We’ve previously warned that proposals to change the formula for federal Medicaid funding for states to a fixed dollar amount per Medicaid beneficiary — known as a “per capita cap” — would mean cuts in federal funding for all states. The change would hit some states particularly hard due to substantial differences in per-beneficiary spending and how fast such costs grow over time. A recent Government Accountability Office (GAO) analysis backs up our warning.
GAO’s analysis shows that states vary widely in how much they spend per beneficiary, consistent with our own analysis and that of the Kaiser Family Foundation. GAO estimated average spending in 2008 for each state for different groups of beneficiaries — a child, a person with a disability, a senior, and a non-disabled, non-elderly adult — using federal expenditure and enrollment data. As one would expect, overall, on average, Medicaid spending on people with disabilities and on seniors was significantly greater than spending on other adults and on children.
But spending on these enrollment groups varied considerably among states.
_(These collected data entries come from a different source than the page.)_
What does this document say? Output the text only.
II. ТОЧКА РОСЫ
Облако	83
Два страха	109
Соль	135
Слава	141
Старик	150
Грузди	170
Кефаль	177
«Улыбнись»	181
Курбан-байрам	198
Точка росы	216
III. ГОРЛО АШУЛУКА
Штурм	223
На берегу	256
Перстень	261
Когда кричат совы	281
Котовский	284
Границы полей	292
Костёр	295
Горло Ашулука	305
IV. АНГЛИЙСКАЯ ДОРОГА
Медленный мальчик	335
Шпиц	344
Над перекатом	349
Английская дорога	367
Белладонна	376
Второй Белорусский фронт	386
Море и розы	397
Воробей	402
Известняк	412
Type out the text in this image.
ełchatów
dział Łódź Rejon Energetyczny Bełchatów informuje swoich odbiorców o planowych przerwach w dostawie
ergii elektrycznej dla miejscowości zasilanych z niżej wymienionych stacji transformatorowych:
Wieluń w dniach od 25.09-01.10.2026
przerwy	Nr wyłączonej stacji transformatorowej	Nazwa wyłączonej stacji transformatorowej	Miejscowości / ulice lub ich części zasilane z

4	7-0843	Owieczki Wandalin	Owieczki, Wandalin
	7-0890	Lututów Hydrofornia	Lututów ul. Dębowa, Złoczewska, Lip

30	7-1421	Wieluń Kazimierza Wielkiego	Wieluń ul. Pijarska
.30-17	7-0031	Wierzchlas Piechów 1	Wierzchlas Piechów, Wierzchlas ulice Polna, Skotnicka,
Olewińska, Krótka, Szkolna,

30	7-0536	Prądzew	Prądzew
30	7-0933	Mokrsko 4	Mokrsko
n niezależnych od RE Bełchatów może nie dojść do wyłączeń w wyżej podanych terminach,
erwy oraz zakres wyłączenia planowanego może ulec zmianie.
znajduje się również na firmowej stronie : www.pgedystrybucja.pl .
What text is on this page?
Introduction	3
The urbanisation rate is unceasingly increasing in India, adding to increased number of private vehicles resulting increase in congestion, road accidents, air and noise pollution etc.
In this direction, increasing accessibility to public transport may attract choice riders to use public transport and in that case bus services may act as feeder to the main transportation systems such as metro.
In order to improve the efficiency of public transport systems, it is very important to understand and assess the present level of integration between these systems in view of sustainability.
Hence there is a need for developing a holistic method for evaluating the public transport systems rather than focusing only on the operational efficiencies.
For example, Medicaid spending per child beneficiary was $5,877 in Vermont and $1,702 in California. And average Medicaid spending per senior beneficiary was $28,564 in Montana and $9,882 in Alabama.
House Energy and Commerce Committee Chairman Fred Upton (R-MI) and Senate Finance Committee Ranking Member Orrin Hatch (R-UT), who requested the GAO analysis, responded to the findings by reiterating their proposal to establish a per capita cap, under which the federal government would no longer cover a fixed share of each state’s overall Medicaid costs but instead would limit each state to a fixed dollar amount per beneficiary.
Rep. Upton and Sen. Hatch previously argued that a per capita cap would “normalize” Medicaid spending across states, implying that states with higher-than-average spending per beneficiary have inflated costs. In reality, states with relatively low Medicaid spending per beneficiary would likely fare disproportionately worse than higher-spending states under such a cap, because they would receive relatively less funding due to federal funding formulas that are typically based on current spending per beneficiary.
GAO tried to identify the factors driving this spending variation. It concluded that while some factors were within the states’ control, such as optional benefits offered and optional eligibility levels, many significant factors were clearly not, including geographic variation in health care wages, differing enrollee service needs, and demographic differences among states such as the percentage of enrollees who are seniors. In other words, just as overall health care spending and utilization among the states vary, so does Medicaid spending per beneficiary. As a result, nothing in GAO’s report indicates that states with higher spending per beneficiary were somehow “overspending” relative to those with lower spending per beneficiary.
GAO’s findings don’t justify proposals to alter Medicaid’s financing structure. They do, however, emphasize that while all states would face cuts in federal funding under proposals like a per capita cap, some states would disproportionately face larger ones.